While at 2.1 per cent in the September quarter, underlying inflation has only just returned to the target band for the first time in six years and is only just above the bottom of the range.
“Our central scenario is that underlying inflation reaches the middle of the target by the end of 2023,” Dr Lowe said.
However, he said this by itself would not warrant an increase in the cash rate and much would depend on the trajectory of the economy at the time.
“It is still plausible that the first increase in the cash rate will not be before 2024,” Dr Lowe said.
But he reiterated the latest data did not warrant an increase in the cash rate in 2022, as being speculated in financial markets.
Still, renewed worries about the inflation outlook and an unexpected jump in the unemployment rates have put a dent in consumer confidence.
The weekly ANZ-Roy Morgan consumer confidence index – a pointer to future household spending – fell 2.8 per cent.
Confidence was down in NSW, Victoria, South Australia and Western Australia, and was up only slightly in Queensland.
The consumer inflation expectations index also rose 0.1 percentage point to 5 per cent, returning to the seven-year high it reached in October.
ANZ head of Australian economics David Plank said the fall in confidence likely reflected last week’s weaker-than-expected labour force report that showed the unemployment rate jumping to 5.2 per cent from 4.6 per cent.

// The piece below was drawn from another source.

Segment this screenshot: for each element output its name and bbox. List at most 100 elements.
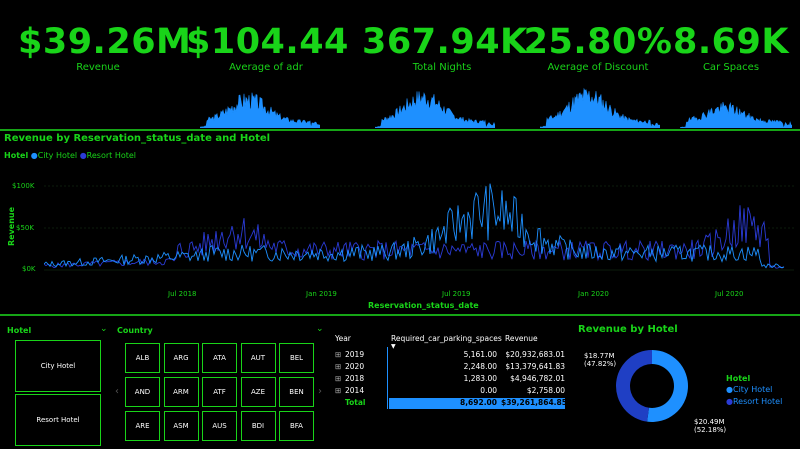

“Elevated inflation expectations may also be dragging sentiment down, particularly given the headlines about global inflation pressures following the rise in the US CPI,” Mr Plank said.
The US consumer price index soared to an annual rate of 6.2 per cent in October, the fastest pace since 1990, raising expectations of an interest rate rise by the US Federal Reserve.
Despite the dip in confidence, Australian Retailers Association chief executive Paul Zahra remains optimistic about the Christmas shopping season.
Retail spending grew 2.8 per cent in October to be 4.2 per cent higher than a year earlier, according to Mastercard SpendingPulse, which measures in-store and online sales.
The end of lockdowns in NSW, Victoria and the ACT were staggered over October.
“There’s a lot of pent-up demand in these locations with consumers back out in droves,” Mr Zahra said.
“We’re set for a positive Christmas, despite the numerous COVID setbacks in 2021.”